Induction core alloys are evaluated that are appropriate for heavy-ion induction accelerators to drive heavy-ion inertial fusion (HIF) power plants. Parameters evaluated include the usable flux swing and the energy loss over a range of magnetization rates of $\ensuremath{\sim}{10}^{5}--{10}^{7}\mathrm{T}/\mathrm{s}$, corresponding to pulse durations of $\ensuremath{\sim}20$ to $0.2\ensuremath{\mu}\mathrm{s}$, respectively. The usable flux swing, for minimum core losses, extends from near the reversed remanent field to about 80% of the saturation field. The usable flux swing is enhanced, with little increase in losses, by annealing the core after winding.
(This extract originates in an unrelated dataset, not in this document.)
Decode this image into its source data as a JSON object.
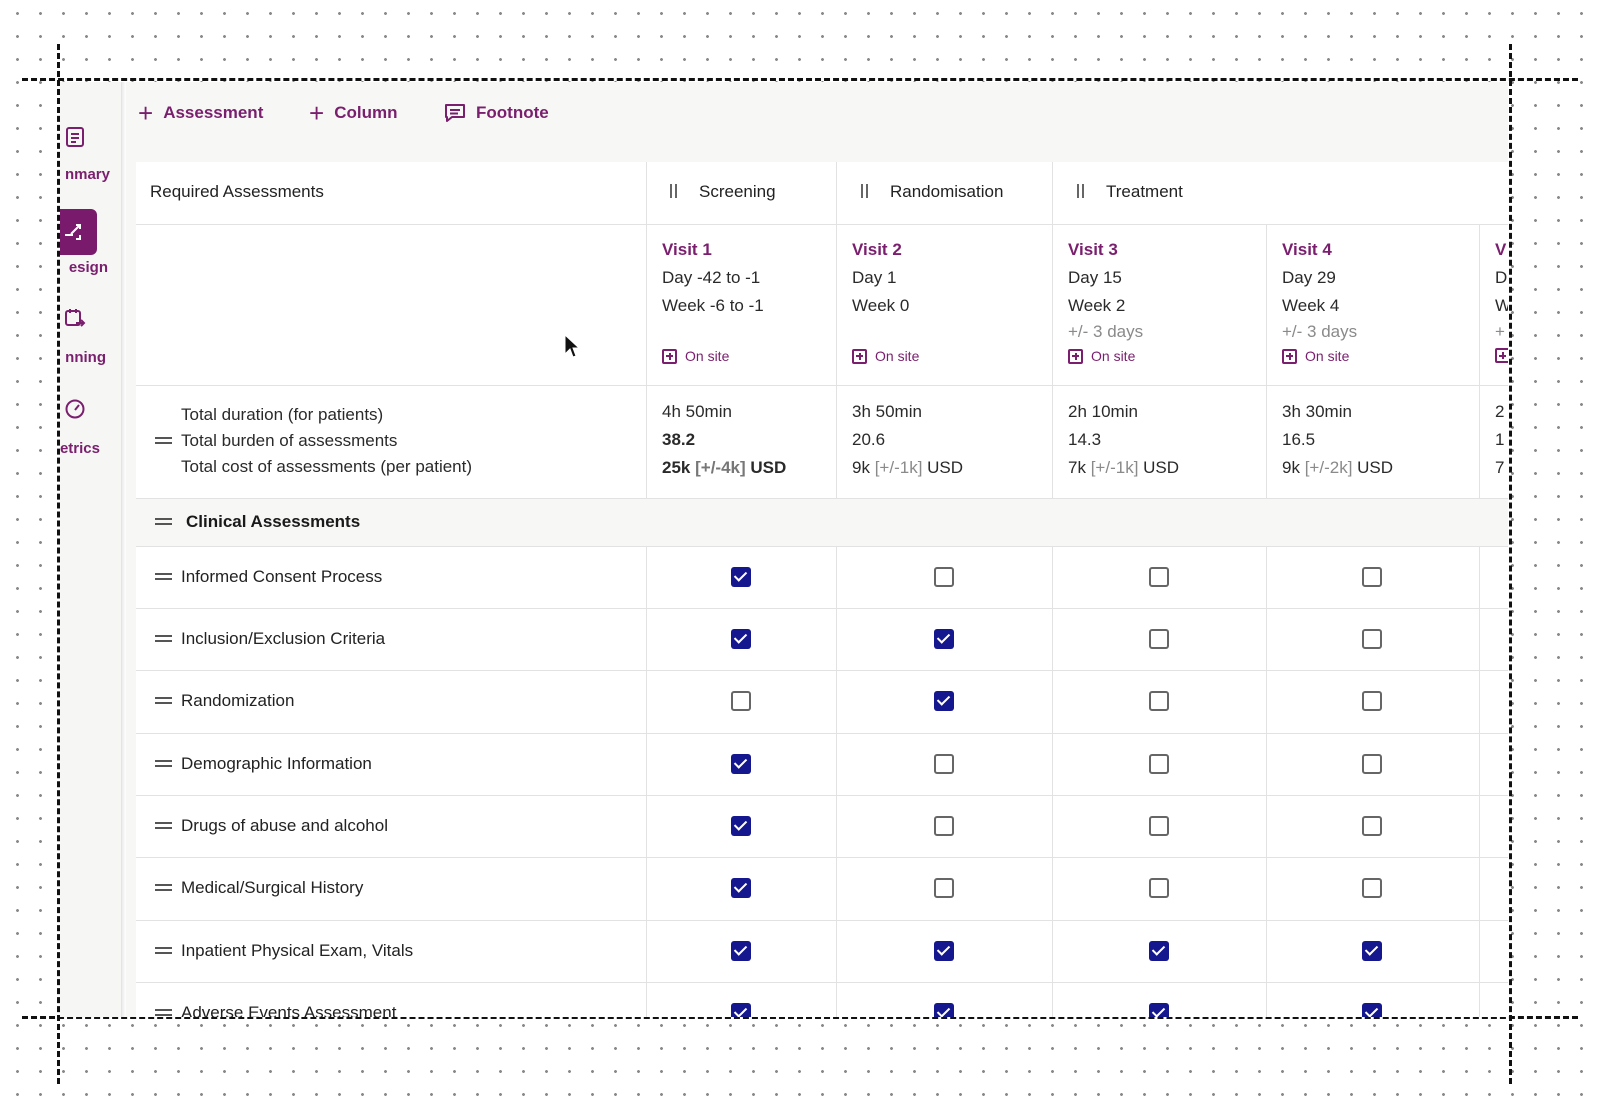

Maintaining low energy loss at high magnetization rates requires insulation to block interlaminar eddy currents. To obtain annealed cores with a high ratio of remanent to saturation magnetic field, the insulation must withstand annealing temperatures and apply minimum mechanical stress to the core during cooldown. We find that commercially available insulating coatings for amorphous metals either break down near ${10}^{6}\mathrm{T}/\mathrm{s}$ (a factor of 10 below the requirement), or do not achieve the maximum remanent field and hence the usable flux swing after annealing. More satisfactory coatings are available for silicon steel and nanocrystalline alloys, which could have applications in HIF. Amorphous alloys are capable of meeting most HIF needs, especially with improved coatings.